Exposure time is also a factor of how close the lamps are and how much the light diffuses through the unexposed photopolymer. The krene cover sheet in open face vacuum frames is an additional aid in diffusion, not present in glass-and-foam contact systems. This is why commercial units use close banks of UV tubes and not point-light sources. Diffusion is necessary to build a strong body beneath the printing face.
Then there's the removal of unexposed photopolymer. It does not dissolve just because it is in water. There must be physical action: brush or pile bristles, forced jet of water, ultrasonic wave. The upper softened layers must be removed before the lower layers can be softened by exposure to water (and water temperature is a definite factor, varying with different plate materials).
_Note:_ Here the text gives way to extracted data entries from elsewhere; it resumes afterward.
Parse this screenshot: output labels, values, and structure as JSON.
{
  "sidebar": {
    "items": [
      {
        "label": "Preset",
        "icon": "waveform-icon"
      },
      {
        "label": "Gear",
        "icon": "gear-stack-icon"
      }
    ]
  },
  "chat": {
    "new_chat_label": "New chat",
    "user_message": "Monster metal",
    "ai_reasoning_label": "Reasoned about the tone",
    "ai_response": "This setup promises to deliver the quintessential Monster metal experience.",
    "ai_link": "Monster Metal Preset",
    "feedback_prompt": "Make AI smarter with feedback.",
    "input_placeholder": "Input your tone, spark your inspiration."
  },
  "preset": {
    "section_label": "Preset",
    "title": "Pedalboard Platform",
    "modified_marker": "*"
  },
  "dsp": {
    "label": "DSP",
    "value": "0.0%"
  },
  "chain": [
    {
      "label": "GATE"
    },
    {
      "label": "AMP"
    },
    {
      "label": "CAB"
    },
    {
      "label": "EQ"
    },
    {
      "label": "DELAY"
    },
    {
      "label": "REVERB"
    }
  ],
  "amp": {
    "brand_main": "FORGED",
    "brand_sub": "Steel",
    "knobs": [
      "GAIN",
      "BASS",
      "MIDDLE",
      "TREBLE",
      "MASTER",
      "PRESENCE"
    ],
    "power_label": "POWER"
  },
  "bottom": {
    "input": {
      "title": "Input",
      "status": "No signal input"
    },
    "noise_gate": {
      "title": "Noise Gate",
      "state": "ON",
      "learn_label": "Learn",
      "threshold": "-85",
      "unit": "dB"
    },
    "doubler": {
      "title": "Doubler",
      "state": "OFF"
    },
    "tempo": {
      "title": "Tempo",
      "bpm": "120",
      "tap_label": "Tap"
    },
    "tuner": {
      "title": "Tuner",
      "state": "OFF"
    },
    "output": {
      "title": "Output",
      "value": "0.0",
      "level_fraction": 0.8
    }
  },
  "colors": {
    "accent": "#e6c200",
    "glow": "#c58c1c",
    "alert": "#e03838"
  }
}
The longer that takes, the more the printing face is subject to damage. A large plate and a small brush will require very vigorous action to remove the non-image photopolymer, and image details will be damaged, especially around the edges of the image (nothing more frustrating than having to remake a plate because one #%@! period or serif washed off). After using many kinds of stencil, shoe, fabric and pad brushes against the plate, I settled on filling a photo tray with actual photopolymer brushes (4x6 units from Gene Becker) and then making a magnetic plate holder to move the plate against the brushes in a warm bath, copying machine action, and gaining far more control and repeatability
I stress this after 25 years of hand development of photopolymer plates in my shop, and 20 by machine at various other places. Only had a machine in my own shop in the last 6 years. Finer typographically-detailed plates are possible by machine-washout than anything done by hand, though I still do the odd small job by hand.
If your concern is coarse artwork or display type, do what you want. Linoleum cut detail is easily matched by any DIY photopolymer methods. Text typographic detail really requires better control.